Wednesday, April 18, 2012

Learning from Students


My student asks, “You mean the bible’s not all written by one person? You mean it’s all different people? “ I can see her wonder, her perception of this Book shattered. It’s not neat anymore.

“Yes, it’s all different writers,” I say. “Over more than a thousand years.” The class is sitting in a circle, spring sunshine warming us through bright windows. We’ve just read some of Exodus, and are part way through the Gospel of Mark. It’s all becoming real. It’s all becoming complicated.

“It’s a conversation,” says another student. He's chewing gum. Doesn't think I notice.

“About God,” someone adds. “And with God.” They’ve been listening.

I can see the first student thinking about it.

“It’s a conversation that’s still going on,” I add. “We’re part of it. Together.”

“But everyone thinks differently about God!”

I laugh. “Yes, that’s the point. God is big. Too big for any one of us to understand. All we can do is feel that presence. Every single one of us. And reach out to God through and with each other.”

The bell rings, time to leave, to think of other things.

I leave wondering if my students actually learned anything from me today. But I know one thing. Today I had a conversation with God.

Monday, April 9, 2012

Resurrection: An Alzheimer's Reflection



We sit staring at the multi-colored fish in the huge wall aquarium, keeping the conversation going. The Alzheimer wing is bright, friendly and my uncle John, its newest resident, is well cared for.

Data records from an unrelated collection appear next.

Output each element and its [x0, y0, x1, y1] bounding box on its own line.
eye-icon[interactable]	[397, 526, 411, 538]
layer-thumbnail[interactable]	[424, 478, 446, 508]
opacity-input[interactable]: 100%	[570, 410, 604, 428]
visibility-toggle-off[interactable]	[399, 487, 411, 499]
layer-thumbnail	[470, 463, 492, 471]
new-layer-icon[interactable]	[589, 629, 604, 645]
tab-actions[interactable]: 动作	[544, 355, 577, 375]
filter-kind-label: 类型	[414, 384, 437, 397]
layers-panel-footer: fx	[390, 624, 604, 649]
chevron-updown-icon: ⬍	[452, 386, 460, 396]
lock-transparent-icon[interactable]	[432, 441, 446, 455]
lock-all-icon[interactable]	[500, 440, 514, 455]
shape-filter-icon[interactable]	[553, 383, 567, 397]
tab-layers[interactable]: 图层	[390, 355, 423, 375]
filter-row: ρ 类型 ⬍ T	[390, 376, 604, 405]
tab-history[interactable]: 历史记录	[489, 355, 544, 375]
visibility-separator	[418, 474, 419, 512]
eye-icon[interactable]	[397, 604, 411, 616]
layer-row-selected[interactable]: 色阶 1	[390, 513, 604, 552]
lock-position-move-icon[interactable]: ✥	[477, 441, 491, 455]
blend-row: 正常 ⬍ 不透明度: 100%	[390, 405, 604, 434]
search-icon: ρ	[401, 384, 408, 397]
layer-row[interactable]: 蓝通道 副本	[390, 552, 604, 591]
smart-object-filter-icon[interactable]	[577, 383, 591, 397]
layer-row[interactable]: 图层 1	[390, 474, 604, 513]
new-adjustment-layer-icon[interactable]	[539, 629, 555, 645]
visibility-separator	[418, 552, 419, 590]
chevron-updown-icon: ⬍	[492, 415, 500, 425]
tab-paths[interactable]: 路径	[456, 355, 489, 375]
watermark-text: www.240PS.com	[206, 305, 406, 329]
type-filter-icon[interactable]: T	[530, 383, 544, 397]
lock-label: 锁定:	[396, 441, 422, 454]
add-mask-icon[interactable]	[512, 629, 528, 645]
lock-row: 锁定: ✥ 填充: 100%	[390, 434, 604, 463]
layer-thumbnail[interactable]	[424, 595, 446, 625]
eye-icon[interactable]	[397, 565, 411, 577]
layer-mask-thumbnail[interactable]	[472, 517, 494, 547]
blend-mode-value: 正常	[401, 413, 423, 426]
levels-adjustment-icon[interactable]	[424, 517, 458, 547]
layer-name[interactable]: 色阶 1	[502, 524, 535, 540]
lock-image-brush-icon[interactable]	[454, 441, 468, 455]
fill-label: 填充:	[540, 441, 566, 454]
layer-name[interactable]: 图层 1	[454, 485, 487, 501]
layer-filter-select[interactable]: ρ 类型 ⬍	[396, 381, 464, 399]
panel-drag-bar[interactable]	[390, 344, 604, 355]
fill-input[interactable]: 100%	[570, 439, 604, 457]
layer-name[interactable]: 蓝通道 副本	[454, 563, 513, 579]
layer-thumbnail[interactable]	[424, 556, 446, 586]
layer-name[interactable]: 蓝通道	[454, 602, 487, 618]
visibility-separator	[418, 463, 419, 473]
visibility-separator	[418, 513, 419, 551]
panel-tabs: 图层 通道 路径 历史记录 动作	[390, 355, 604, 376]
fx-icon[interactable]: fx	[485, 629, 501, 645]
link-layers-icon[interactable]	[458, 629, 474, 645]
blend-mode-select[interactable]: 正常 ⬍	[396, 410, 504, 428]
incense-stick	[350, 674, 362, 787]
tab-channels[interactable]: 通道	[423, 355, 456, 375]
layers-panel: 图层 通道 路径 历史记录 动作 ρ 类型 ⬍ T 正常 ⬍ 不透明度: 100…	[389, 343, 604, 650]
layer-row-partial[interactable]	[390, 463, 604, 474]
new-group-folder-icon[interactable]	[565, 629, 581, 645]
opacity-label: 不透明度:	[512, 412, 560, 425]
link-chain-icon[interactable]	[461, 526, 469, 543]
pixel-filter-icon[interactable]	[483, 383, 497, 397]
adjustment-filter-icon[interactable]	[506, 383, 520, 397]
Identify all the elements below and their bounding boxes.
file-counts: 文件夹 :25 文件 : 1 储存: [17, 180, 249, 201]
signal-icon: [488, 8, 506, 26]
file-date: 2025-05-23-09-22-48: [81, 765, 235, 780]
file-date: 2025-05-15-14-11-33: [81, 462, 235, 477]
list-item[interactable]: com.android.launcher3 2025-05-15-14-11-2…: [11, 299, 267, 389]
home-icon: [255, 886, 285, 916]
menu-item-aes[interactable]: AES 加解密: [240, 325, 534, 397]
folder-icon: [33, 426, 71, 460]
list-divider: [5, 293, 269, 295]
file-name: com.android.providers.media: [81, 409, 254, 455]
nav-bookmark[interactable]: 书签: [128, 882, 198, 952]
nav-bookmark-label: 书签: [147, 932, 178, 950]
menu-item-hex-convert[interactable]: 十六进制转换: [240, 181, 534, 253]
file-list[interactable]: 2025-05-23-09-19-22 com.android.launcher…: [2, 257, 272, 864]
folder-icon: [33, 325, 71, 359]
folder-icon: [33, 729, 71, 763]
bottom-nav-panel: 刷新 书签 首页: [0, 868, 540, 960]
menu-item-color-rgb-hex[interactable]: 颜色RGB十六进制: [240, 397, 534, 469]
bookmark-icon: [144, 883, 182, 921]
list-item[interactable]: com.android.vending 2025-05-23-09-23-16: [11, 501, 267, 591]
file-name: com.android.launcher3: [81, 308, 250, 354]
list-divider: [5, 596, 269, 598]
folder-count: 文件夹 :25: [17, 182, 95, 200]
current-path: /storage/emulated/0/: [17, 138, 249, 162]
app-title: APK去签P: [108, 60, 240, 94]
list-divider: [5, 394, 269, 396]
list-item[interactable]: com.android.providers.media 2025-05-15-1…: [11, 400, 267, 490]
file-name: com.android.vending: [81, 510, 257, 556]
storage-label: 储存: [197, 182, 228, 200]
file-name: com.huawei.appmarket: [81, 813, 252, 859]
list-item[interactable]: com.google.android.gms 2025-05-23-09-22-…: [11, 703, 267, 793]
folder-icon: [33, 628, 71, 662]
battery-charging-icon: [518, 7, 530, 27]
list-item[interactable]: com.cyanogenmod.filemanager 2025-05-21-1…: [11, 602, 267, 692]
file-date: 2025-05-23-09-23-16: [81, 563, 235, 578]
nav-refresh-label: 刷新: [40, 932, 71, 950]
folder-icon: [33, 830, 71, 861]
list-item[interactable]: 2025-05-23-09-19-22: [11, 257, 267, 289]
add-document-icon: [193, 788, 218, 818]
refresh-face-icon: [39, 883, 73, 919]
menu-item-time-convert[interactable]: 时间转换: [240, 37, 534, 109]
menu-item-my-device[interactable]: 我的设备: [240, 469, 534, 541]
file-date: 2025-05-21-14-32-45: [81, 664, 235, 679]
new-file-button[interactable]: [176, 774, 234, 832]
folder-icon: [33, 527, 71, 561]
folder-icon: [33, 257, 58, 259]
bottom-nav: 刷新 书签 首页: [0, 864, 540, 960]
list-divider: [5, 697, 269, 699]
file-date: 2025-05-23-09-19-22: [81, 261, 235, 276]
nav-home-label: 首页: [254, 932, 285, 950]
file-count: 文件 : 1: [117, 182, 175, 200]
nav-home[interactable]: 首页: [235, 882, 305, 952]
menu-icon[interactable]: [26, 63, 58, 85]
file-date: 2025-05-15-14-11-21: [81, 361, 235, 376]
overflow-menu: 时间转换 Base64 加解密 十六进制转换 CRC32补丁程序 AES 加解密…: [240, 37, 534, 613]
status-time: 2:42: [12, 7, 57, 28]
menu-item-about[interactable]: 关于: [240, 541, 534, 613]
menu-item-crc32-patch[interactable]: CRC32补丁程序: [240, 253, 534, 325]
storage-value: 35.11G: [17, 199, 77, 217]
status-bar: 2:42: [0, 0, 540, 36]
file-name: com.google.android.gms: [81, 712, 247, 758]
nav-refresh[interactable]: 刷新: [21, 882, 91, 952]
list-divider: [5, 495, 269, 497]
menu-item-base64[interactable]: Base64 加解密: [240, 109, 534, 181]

I am no more than a bystander in John’s life, now an unknown stranger. Most painfully, he no longer knows his wife, his three children, his sister or his brother (my father). But he thanks my father and I for coming. Repeatedly. He periodically asks who we are, and where we are staying. He smiles. He comments, “Aren’t we doing well?”

And he is, really, in the grand scheme of things. His wife loves him, misses him, and has been able to care for him well beyond the point most reach. She has found him a good facility close to her home. He has children and grandchildren in town who visit, and a sister and brother who travel from their distant towns as often as possible. His wife and children suffer tremendously, but they are loving him with grace, endurance, and depth.

My father and I talk about family, tell John how everyone is doing. We ask him how the food is here; he says he can’t really remember. My father talks about his own latest singing gig, a St Patrick’s Day event, and launches into one of the songs. John knows a few of the words, so my father tries Danny Boy next. From the first word John joins in. And sings every word. He knows it all.

Then he looks at my father and says, “You’re my brother Tom?” My father smiles.

The moment passes. John asks who we are again. We talk some more and it’s time to part, to bid farewell. I take a picture of the brothers, smiling, and John says, “This’ll be a good one.” It is.

Then he walks us strangers to the exit with its security code. We say good-bye again. I can tell he no longer knows who he is hugging. But just as the door closes, he says to my father, “I love you, you know.”

I don’t know if he knows who he said it to. I don’t know if he still understands what it means. But it’s there again, the resurrection, just for a moment. And we know, someday, forever.

Thursday, April 5, 2012

Good Friday

Sometimes you lose your footing in the world, find yourself spiraling down and around, grasping at bits of air, pointlessly spinning, lost in nothingness.

Sometimes, the enormity of mortality weighs you down, hard splintered wood against your back, crushing the heart. How are some truths possible?

Which is worse, the directionless spin of the void, or the terror of the solid cross?

God says choose the cross, but you cry not now, not me, not ever. Please

And then God says, I’ll carry it with you. One step. Then another.

Sunday, April 1, 2012

Holy Week


How do you keep this week holy? What does it mean to walk the ‘way of the cross’ for you?

This somber week calls us to recognize our mortality, the quick passage of our time together. The tragedy of Jesus’ last days lies not just in the torture, the unfair condemnation, the name-calling, and the final excruciating hours of pain before death. It also lies in the isolation of his plight. Jesus walks alone, without friend or companion to help him on his way. Peter deserts him. Simon of Cyrene only helps him because he is forced to. Veronica is pushed away after wiping his face, and Mary can only approach in the final moments.

If Holy Week teaches us anything, it is to stand by our friendships to the end. Would all the disciples have been crucified if they had stood by Jesus? Or would the weight of their presence have changed Pilate’s heart?

Holy Week calls us to solidarity by showing us what happens without it. This week the students of my school will be showing their solidarity with land mine victims. They will be taking pictures of their lower legs and sending them to Mines Action Canada in a show of support for the victims of cluster bombs. It may not stop indiscriminate bombing. It will not solve every problem. But perhaps for someone somewhere, the weight of the cross will become just a little lighter.

Holy Week makes me ask, where can I show my solidarity with the poor, the lonely, the sick or the oppressed? Who is stumbling on the road to Calvary before me? Who is falling under the weight of their cross? And can I forget my own cross long enough to reach just a little further, just a little more to give them a hand?